Unlike those entering from within the CTA, those entering from outside the CTA will still be subject to immigration control but they will not require leave to enter or remain. As with those entering from within the CTA at present, there will be no time limit on the period for which they may remain. As with those entering from within the CTA at present, no restrictions on work, study, and residence may be imposed. In the result, from 2021 onwards (i.e. after the Brexit transition period comes to an end), an Irish citizen banker or self-employed journalist arriving in the UK from anywhere  for the first time will be free to work, whereas their fellow EU citizens, a German banker and a self-employed Italian journalist, similarly arriving for the first time, will not. Both will have lost EU free movement rights but the Irish citizens will have CTA rights, whereas the German citizen and the Italian citizen  (where not covered by the EU-UK Withdrawal Agreement) will be subject to UK Immigration Rules

In the proposed section 3ZA of the 1971 Act, the first exception to the freedom from the requirement for leave  is where an Irish citizen is subject to a deportation order; the second exception is where there are extant directions for the Irish citizen’s exclusion (on ‘conducive to the public good’ grounds, NB note the absence of any reference to national security criteria, thus it appears the power to exclude is now broader) and she has had notice of the same; and the third exception is where the Irish citizen is excluded by virtue of being subject to a travel ban made under an international instrument (NB from the end of the transition period (31 December 2020), the 1972 Order is amended so that this also applies to those who arrive in the UK from Ireland).

Further, section 3ZA of the 1971 Act will make explicit that where an exception applies, an Irish citizen arriving in the UK on a local journey from anywhere in the CTA, may not enter the UK without leave. In other words, a grant of leave to enter will be required.

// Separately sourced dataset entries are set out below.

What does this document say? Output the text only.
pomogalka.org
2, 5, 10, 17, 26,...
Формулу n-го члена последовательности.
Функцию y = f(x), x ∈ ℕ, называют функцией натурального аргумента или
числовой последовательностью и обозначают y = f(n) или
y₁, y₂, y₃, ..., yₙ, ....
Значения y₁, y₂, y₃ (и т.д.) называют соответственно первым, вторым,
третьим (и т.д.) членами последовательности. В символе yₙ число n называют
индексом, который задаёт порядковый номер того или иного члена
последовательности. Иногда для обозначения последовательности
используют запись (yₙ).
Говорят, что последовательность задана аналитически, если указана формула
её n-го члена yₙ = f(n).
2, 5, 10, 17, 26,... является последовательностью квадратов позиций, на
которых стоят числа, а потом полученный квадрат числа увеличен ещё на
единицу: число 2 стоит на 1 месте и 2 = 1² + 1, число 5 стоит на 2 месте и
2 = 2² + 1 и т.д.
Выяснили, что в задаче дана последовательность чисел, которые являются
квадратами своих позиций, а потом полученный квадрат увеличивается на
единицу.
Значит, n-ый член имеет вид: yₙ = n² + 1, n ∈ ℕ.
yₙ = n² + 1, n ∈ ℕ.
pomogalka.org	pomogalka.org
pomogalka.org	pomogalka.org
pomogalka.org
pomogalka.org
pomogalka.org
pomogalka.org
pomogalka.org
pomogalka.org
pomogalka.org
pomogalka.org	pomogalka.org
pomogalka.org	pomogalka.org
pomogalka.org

Finally, there are further minor amendments. One removes Irish citizens from the exclusion that prohibits them from entering the UK without leave on a local journey from within the CTA, where they have at any time been refused leave to enter the UK and have not since been given leave to enter. This amendment is to ensure that from the end of the Brexit transition period (31 December 2020), the position of those Irish citizens arriving in the UK on a local journey from within the CTA, is the same as those arriving from elsewhere (i.e.  subject to new section 3ZA of the 1971 Act). The other minor amendment ensures a consistency of approach as between the UK immigration control regime and the equivalent regimes that apply in the other British territories in the CTA: the Channel Islands and the Isle of Man. It is made  in the context of clause 7 of the Bill, allowing for the provisions of clause 2 (providing for Irish citizens in respect of UK immigration control), to be extended to the immigration control regimes in those territories.

What’s missing?

There is no provision to capture the distinct position of Irish citizens (who are not also British citizens) who fall within the scope of the Good Friday Agreement as belonging to the people of Northern Ireland. Such persons ought not to be liable to deportation. Further, an opportunity has been missed to give statutory form to the high threshold (‘exceptional circumstances’) that that must be leapt over by the Secretary of State before an Irish citizen may be deported in the public interest.